Started cycling again in North Turtle Island (Canada). I did it 2010-11 when I returned to Beijing for a year to get re-married. Cost me about $120 to get my bike in good working order! And yesterday we bought a new bike for my wife at Sportschek at the nearby mall. A Reebok. Man, with all my anti-corporation shart, and I still at times like name brands! Well, it was the best bike of the lot! Anyways, we should be cycling more and more, esp as the weather (Your weather, oh Yahweh) cooperates.
You’re probably getting bored of my blayers, right? Oh yeah, just want to say, I’m afraid to read Your Words. That’s right: the Sacred Scriptures. Why? Coz I know that
I NEED TO READ THE BIBLE WITH NON-EVANGELICAL EYES!
This is no small feat for someone steeped in Charles Swindoll, Ray Stedman, John MacArthur, this Study Bible, that Commentary, this fad, that movement, etc. 30 years in Evangelical Circles, holy crap! It’s going to take more than a shake of the noggin to get rid of all that baggage! So, like AA, we have to come up with some type of 12 step or however many steps are needed, for folks like me who still follow Yahweh, but without the Fake Church that invokes Your Son Yeshua’s name.

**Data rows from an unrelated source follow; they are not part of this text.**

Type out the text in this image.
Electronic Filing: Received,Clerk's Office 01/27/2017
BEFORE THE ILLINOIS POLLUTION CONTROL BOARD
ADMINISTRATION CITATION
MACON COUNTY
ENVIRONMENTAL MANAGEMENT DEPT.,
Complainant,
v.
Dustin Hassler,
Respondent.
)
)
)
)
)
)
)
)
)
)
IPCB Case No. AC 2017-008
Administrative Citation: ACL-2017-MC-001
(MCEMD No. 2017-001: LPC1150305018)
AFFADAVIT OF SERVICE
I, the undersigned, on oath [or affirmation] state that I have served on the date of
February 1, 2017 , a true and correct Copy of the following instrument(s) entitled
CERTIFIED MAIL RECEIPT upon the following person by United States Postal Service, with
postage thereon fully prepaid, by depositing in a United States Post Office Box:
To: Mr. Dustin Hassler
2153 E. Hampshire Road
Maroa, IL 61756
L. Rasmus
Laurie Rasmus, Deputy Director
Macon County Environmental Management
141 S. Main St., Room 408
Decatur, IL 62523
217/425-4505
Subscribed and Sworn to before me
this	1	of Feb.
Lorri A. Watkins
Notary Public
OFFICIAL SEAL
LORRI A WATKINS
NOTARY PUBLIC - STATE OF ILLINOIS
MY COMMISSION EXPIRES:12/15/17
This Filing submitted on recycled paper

Funny, but most of the Ex-Evangelicals I see online are either:
(a) pro-Evolution/Abortion/Homosexuality, etc
(2) not believing in the Sacred Scriptures any more
(3) atheists now
(4) defected to the Catholics, or JWs, or Mormons, or Muslims, or . . .
(6) some other Ism or Al
So are there any people out there who:
(a) have quit church
(b) wanna still follow the REAL Yeshua (Jesus)
(c) continue to wanna love and follow the REAL words of Scripture
(d) would like to form new “Starfish”-like decentralised, leaderless groups and movements that spread like P2P, Wikipedia, Skype, Craigslist, AA, Dale Carnegie, Apaches, etc.
(e) aren’t just online, but in my community
(f) believe similar things to Messianic Liberationism, such as anti-War, pro-Poor, F* the System, etc.
I want to find them, Lord. Please direct me to them!
Ah, time to peace out. Getting tired, plus I have to put in a couple hours of studying b4 work today. Please bless the Monday of me, my wife, my son, my dad and mom, my siblings and their kids, my other rellies, my friends, my acquaintances, my workmates, my colleagues, the other future Messianic Liberationists and their sympathisers, the First Nations and worldwide indigenous peoples, and all the other folk who hunger and thirst for justice . . . .
WE WILL BE FILLED! (Matthew 5:6)
Hey, the fog has cleared up already! Thanks, Yah!